Hughes Hall renovations — which will begin this summer — will add a courtyard entryway and glass stair tower to the building, enclose an open-air loggia and, if funds, allow repave the Fork and Gavel Café’s dining terrace, according to the board’s resolution.

The project will also modify the existing lower Hughes courtyard “to include new paving, seating, lighting, walkway, bike racks, landscaping and drainage improvements,” the resolution said.

As a result of renovations, Hughes Hall will no longer be used as a residence hall for first-year J.D. law students, The Sun previously reported. The building’s lower floors will become administrative offices and event spaces, and the upper floors will become faculty offices.

The board also discussed renovations to the Ag Quad, which will take place alongside planned utility maintenance work.

“A fair amount of utility work needs to happen in the Ag Quad, and because of that we have the opportunity to revitalize the quad’s aesthetic,” university architect Gilbert Delgado said at a previous planning board meeting.

The renovations will remove all existing hardscape and add new pedestrian paths, plazas in front of Mann Library and Roberts Hall and a large bioretention area east of Kennedy Hall, according to the proposal.

Prof. Jack Elliott, design and environmental analysis, raised concerns about the Cornellian cherry trees just south of the quad, which he said would be removed in the renovation process.

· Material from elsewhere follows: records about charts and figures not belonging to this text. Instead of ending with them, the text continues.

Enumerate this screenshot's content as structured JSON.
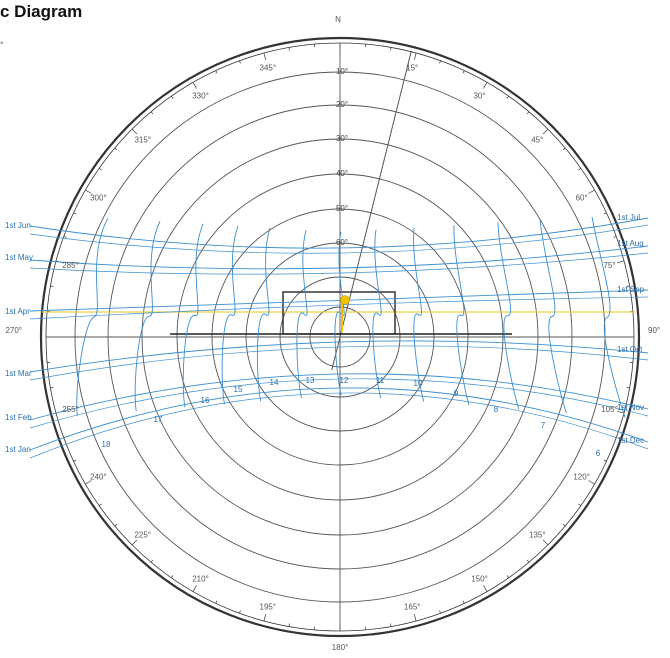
{
  "title": "c Diagram",
  "subtitle": "°",
  "colors": {
    "ring": "#333333",
    "grid": "#555555",
    "path": "#3a8fd0",
    "sun": "#f2c200",
    "summer": "#e8d24a"
  },
  "compass": {
    "north": "N",
    "east": "90°",
    "west": "270°",
    "south": "180°"
  },
  "azimuths": [
    {
      "deg": 15,
      "label": "15°"
    },
    {
      "deg": 30,
      "label": "30°"
    },
    {
      "deg": 45,
      "label": "45°"
    },
    {
      "deg": 60,
      "label": "60°"
    },
    {
      "deg": 75,
      "label": "75°"
    },
    {
      "deg": 105,
      "label": "105°"
    },
    {
      "deg": 120,
      "label": "120°"
    },
    {
      "deg": 135,
      "label": "135°"
    },
    {
      "deg": 150,
      "label": "150°"
    },
    {
      "deg": 165,
      "label": "165°"
    },
    {
      "deg": 195,
      "label": "195°"
    },
    {
      "deg": 210,
      "label": "210°"
    },
    {
      "deg": 225,
      "label": "225°"
    },
    {
      "deg": 240,
      "label": "240°"
    },
    {
      "deg": 255,
      "label": "255°"
    },
    {
      "deg": 285,
      "label": "285°"
    },
    {
      "deg": 300,
      "label": "300°"
    },
    {
      "deg": 315,
      "label": "315°"
    },
    {
      "deg": 330,
      "label": "330°"
    },
    {
      "deg": 345,
      "label": "345°"
    }
  ],
  "altitudes": [
    "10°",
    "20°",
    "30°",
    "40°",
    "50°",
    "60°"
  ],
  "dates_left": [
    "1st Jun",
    "1st May",
    "1st Apr",
    "1st Mar",
    "1st Feb",
    "1st Jan"
  ],
  "dates_right": [
    "1st Jul",
    "1st Aug",
    "1st Sep",
    "1st Oct",
    "1st Nov",
    "1st Dec"
  ],
  "hours": [
    "18",
    "17",
    "16",
    "15",
    "14",
    "13",
    "12",
    "11",
    "10",
    "9",
    "8",
    "7",
    "6"
  ]
}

“We need to maintain the legacy of those trees,” Elliott said. “They are the first to leaf out in spring and the last to lose their leaves in the fall. They have significance on that site.”

Project manager Davies Orinda maintained that the trees must be removed in order to provide a safe exit path from the Plant Sciences Building, but assured the board that renovators would attempt to preserve the trees and replant them after construction is completed.

“We have some very strong proponents of preserving the trees at Cornell, and we considered all the factors that we could,” Orinda said. “The concern [about the trees] was that we could try to do as much as we could to not displace them, but that the impact and their age was going to be too detrimental to their survival.”

The Board resolution called for an attempt to be made to preserve those trees.

Renovations will begin within the next month and cost $7.8 million, according to Orinda.